Foto: Mário Agra/ Câmara dos Deputaodos

O deputado federal Abilio Brunini (PL), durante seu último discurso na Câmara dos Deputados, na última terça-feira (17), afirmou acreditar que a direita terá protagonismo nas eleições de 2026, garantindo a conquista da Presidência. Ele aproveitou para criticar fortemente os partidos de esquerda que apoiam a base política do presidente Luiz Inácio Lula da Silva (PT).

“Durante esses dois anos que passei por aqui, pude perceber que nós vamos voltar. E nós vamos voltar para representar o povo contra todo esse desmando, essas ações, esses risos que vocês fazem diante da desgraça do povo. O dólar está a R$ 6,15. Vocês estão loteando a Amazônia aos chineses. Vocês estão vendendo o Brasil e o futuro do povo brasileiro. Vocês da esquerda e do governo sorriem quando um inocente é preso condenado há 16,17 anos e comemoram a soltura de corruptos e a anulação de processos do mensalão e outros casos de corrupção. Vocês riem do povo brasileiro porque acreditam que a corrupção está de volta e o tempo do reinado está de volta. O presente pertence a vocês, mas, o futuro pertence a nós”, disse.

O deputado também apontou que lideranças de direita, como o ex-juiz federal Sérgio Moro e o ex-ministro da Defesa, general Walter Braga Netto, são alvos de perseguições políticas, especialmente por parte do PT e seus aliados. Ele afirmou que as táticas de perseguição adotadas pela esquerda são semelhantes às utilizadas por regimes ditatoriais que dizem combater. Além disso, Abilio criticou a política econômica do PT, destacando o aumento de tributos como uma de suas principais medidas.

“A mesma ditadura que vocês acusam, hojê vocês fazem novamente usando outros poderes. Perseguem opositores, destróem a imagem de pessoas de bem, e tentam ainda defender e promover corruptos confessos, libertando e dando poder para conduzir empresas do nosso país.
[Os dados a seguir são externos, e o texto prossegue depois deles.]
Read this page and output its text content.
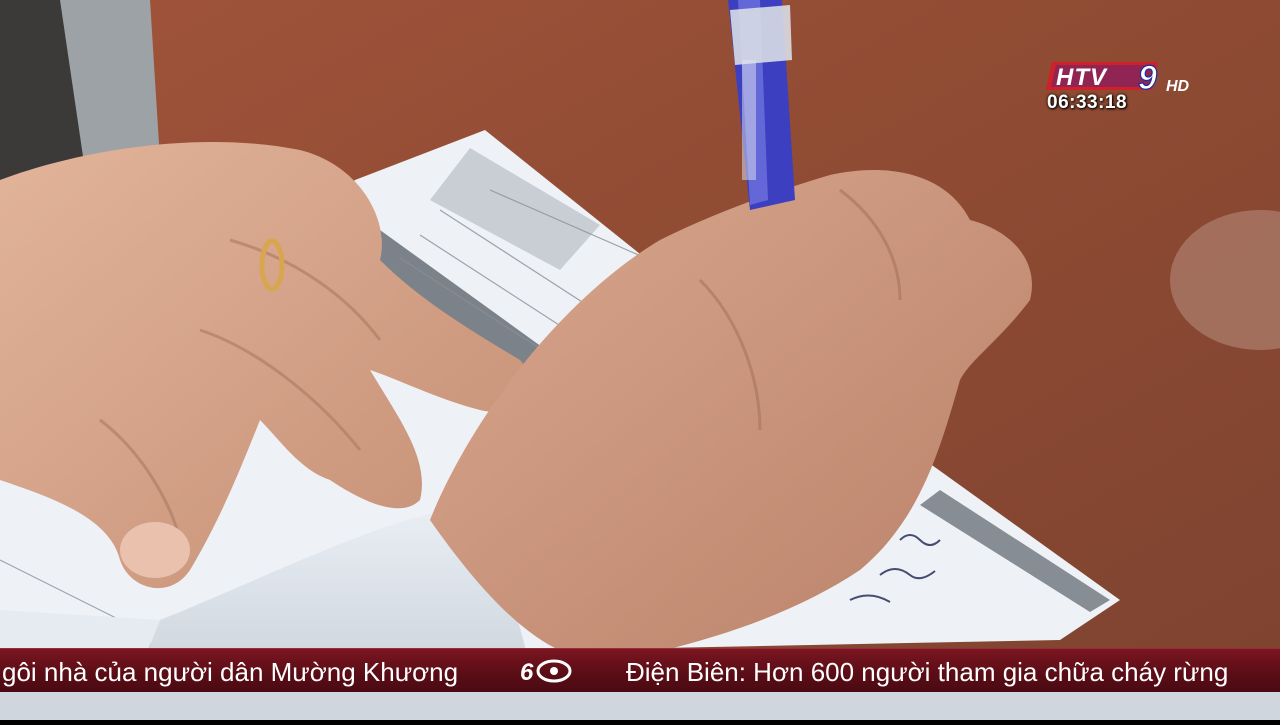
HTV 9 HD
06:33:18
gôi nhà của người dân Mường Khương	6	Điện Biên: Hơn 600 người tham gia chữa cháy rừng
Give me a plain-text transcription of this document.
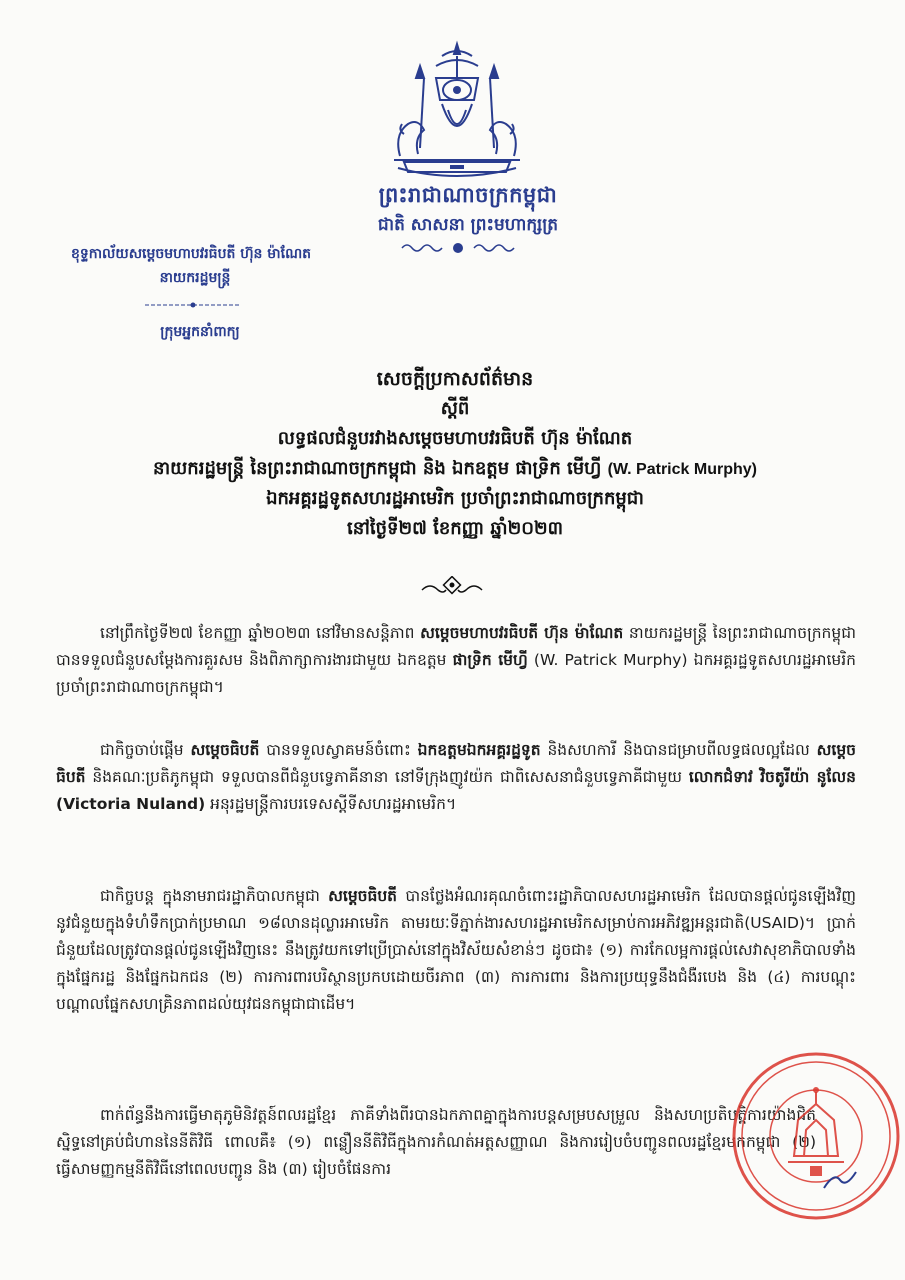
ព្រះរាជាណាចក្រកម្ពុជា
ជាតិ សាសនា ព្រះមហាក្សត្រ
ខុទ្ទកាល័យសម្តេចមហាបវរធិបតី ហ៊ុន ម៉ាណែត
នាយករដ្ឋមន្ត្រី
ក្រុមអ្នកនាំពាក្យ
សេចក្តីប្រកាសព័ត៌មាន
ស្តីពី
លទ្ធផលជំនួបរវាងសម្តេចមហាបវរធិបតី ហ៊ុន ម៉ាណែត
នាយករដ្ឋមន្ត្រី នៃព្រះរាជាណាចក្រកម្ពុជា និង ឯកឧត្តម ផាទ្រិក មើហ្វី (W. Patrick Murphy)
ឯកអគ្គរដ្ឋទូតសហរដ្ឋអាមេរិក ប្រចាំព្រះរាជាណាចក្រកម្ពុជា
នៅថ្ងៃទី២៧ ខែកញ្ញា ឆ្នាំ២០២៣
នៅព្រឹកថ្ងៃទី២៧ ខែកញ្ញា ឆ្នាំ២០២៣ នៅវិមានសន្តិភាព សម្តេចមហាបវរធិបតី ហ៊ុន ម៉ាណែត នាយករដ្ឋមន្ត្រី នៃព្រះរាជាណាចក្រកម្ពុជា បានទទួលជំនួបសម្តែងការគួរសម និងពិភាក្សាការងារជាមួយ ឯកឧត្តម ផាទ្រិក មើហ្វី (W. Patrick Murphy) ឯកអគ្គរដ្ឋទូតសហរដ្ឋអាមេរិក ប្រចាំព្រះរាជាណាចក្រកម្ពុជា។
ជាកិច្ចចាប់ផ្តើម សម្តេចធិបតី បានទទួលស្វាគមន៍ចំពោះ ឯកឧត្តមឯកអគ្គរដ្ឋទូត និងសហការី និងបានជម្រាបពីលទ្ធផលល្អដែល សម្តេចធិបតី និងគណៈប្រតិភូកម្ពុជា ទទួលបានពីជំនួបទ្វេភាគីនានា នៅទីក្រុងញូវយ៉ក ជាពិសេសនាជំនួបទ្វេភាគីជាមួយ លោកជំទាវ វិចតូរីយ៉ា នូលែន (Victoria Nuland) អនុរដ្ឋមន្ត្រីការបរទេសស្តីទីសហរដ្ឋអាមេរិក។
ជាកិច្ចបន្ត ក្នុងនាមរាជរដ្ឋាភិបាលកម្ពុជា សម្តេចធិបតី បានថ្លែងអំណរគុណចំពោះរដ្ឋាភិបាលសហរដ្ឋអាមេរិក ដែលបានផ្តល់ជូនឡើងវិញនូវជំនួយក្នុងទំហំទឹកប្រាក់ប្រមាណ ១៨លានដុល្លារអាមេរិក តាមរយៈទីភ្នាក់ងារសហរដ្ឋអាមេរិកសម្រាប់ការអភិវឌ្ឍអន្តរជាតិ(USAID)។ ប្រាក់ជំនួយដែលត្រូវបានផ្តល់ជូនឡើងវិញនេះ នឹងត្រូវយកទៅប្រើប្រាស់នៅក្នុងវិស័យសំខាន់ៗ ដូចជា៖ (១) ការកែលម្អការផ្តល់សេវាសុខាភិបាលទាំងក្នុងផ្នែករដ្ឋ និងផ្នែកឯកជន (២) ការការពារបរិស្ថានប្រកបដោយចីរភាព (៣) ការការពារ និងការប្រយុទ្ធនឹងជំងឺរបេង និង (៤) ការបណ្តុះបណ្តាលផ្នែកសហគ្រិនភាពដល់យុវជនកម្ពុជាជាដើម។
ពាក់ព័ន្ធនឹងការធ្វើមាតុភូមិនិវត្តន៍ពលរដ្ឋខ្មែរ ភាគីទាំងពីរបានឯកភាពគ្នាក្នុងការបន្តសម្របសម្រួល និងសហប្រតិបត្តិការយ៉ាងជិតស្និទ្ធនៅគ្រប់ជំហាននៃនីតិវិធី ពោលគឺ៖ (១) ពន្លឿននីតិវិធីក្នុងការកំណត់អត្តសញ្ញាណ និងការរៀបចំបញ្ជូនពលរដ្ឋខ្មែរមកកម្ពុជា (២) ធ្វើសាមញ្ញកម្មនីតិវិធីនៅពេលបញ្ជូន និង (៣) រៀបចំផែនការ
Vocês riem do povo, mas, esquecem que o tempo está ao nosso favor. Quanto mais perseguirem mais forte ficará a população brasileira em retomar a recuperação do país. Estão impondo o maior imposto do mundo.Esse será o início da derrota”.

Abilio também expressou acreditar em uma renovação no Senado a partir das eleições de 2026, com várias lideranças atuais da Câmara dos Deputados ganhando destaque na disputa majoritária em seus Estados e com chances reais de vitória.

“Não adianta perseguir, aumentar imposto, distribuir ministérios para se manter no poder. Após o Lula, não haverá outra liderança de esquerda. Em 2026, sairão líderes desta Casa, deputados que serão senadores. O Senado será modificado em 2026. Vocês podem se preparar, nós vamos recuperar o nosso Brasil. A população brasileira não deve ficar triste ou chorar, a cada lídee perseguido sorria, se alegre, é uma nova liderança da direita que vai surgir”, concluiu.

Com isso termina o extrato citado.